Outpatient (OP) & Aftercare
Outpatient Treatment may include aftercare substance abuse groups, individual sessions, anger management sessions, family sessions, and/or substance abuse education. All Outpatient Treatment is individualized to meet client’s needs and is created collaboratively by the counselor and the client.
Weekly hour-long outpatient group sessions are offered multiple times per week to assist clients in recovery maintenance. Clients may attend outpatient group sessions for up to one year after completion of IOP or another intensive level of care. Individual counseling and urine drug screens are available as needed.

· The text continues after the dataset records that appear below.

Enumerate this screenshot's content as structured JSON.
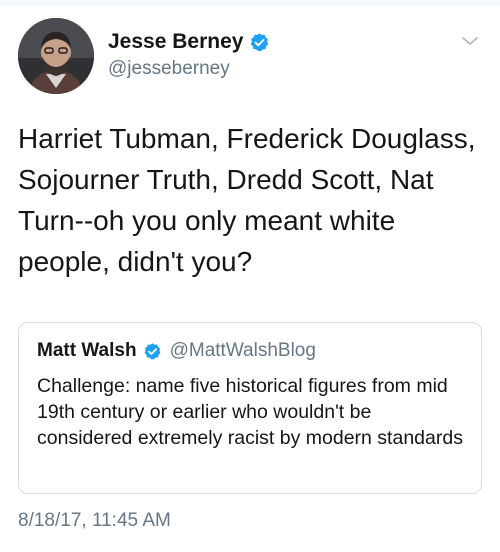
{
  "tweet": {
    "author": {
      "display_name": "Jesse Berney",
      "handle": "@jesseberney",
      "verified_icon": "verified-badge-icon"
    },
    "text": "Harriet Tubman, Frederick Douglass, Sojourner Truth, Dredd Scott, Nat Turn--oh you only meant white people, didn't you?",
    "timestamp": "8/18/17, 11:45 AM",
    "menu_icon": "chevron-down-icon"
  },
  "quoted_tweet": {
    "author": {
      "display_name": "Matt Walsh",
      "handle": "@MattWalshBlog",
      "verified_icon": "verified-badge-icon"
    },
    "text": "Challenge: name five historical figures from mid 19th century or earlier who wouldn't be considered extremely racist by modern standards"
  },
  "colors": {
    "text_primary": "#14171a",
    "text_secondary": "#657786",
    "verified_blue": "#1da1f2",
    "border": "#d7dde2"
  }
}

“Aftercare, or continuing care, is the stage following discharge, when the client no longer requires services at the intensity required during primary treatment. A client is able to function using a self-directed plan, which includes minimal interaction with a counselor. Counselor interaction takes on a monitoring function. Clients continue to reorient their behavior to the ongoing reality of a pro-social, sober lifestyle. Aftercare can occur in a variety of settings, such as periodic outpatient aftercare, relapse/recovery groups, 12-Step and self-help groups, and halfway houses. Whether individuals completed primary treatment in a residential or outpatient program, they have at least some of the skills to maintain sobriety and begin work on remediating various areas of their lives. Work is intrapersonal and interpersonal as well as environmental. Areas that relate to environmental issues, such as vocational rehabilitation, finding employment, and securing safe housing, fall within the purview of case management. Outpatient (OP), also known as Aftercare or Recovery Maintenance, is the next step for clients who have completed an Intensive Outpatient program and who have learned the basic requirements of living a life of recovery but are still in need of support and additional knowledge. “
We accepts referrals from community agencies, behavioral healthcare professionals, court-related agencies, physicians, or any other agency. Persons referred from these sources must meet admission criteria and demonstrate a desire for treatment.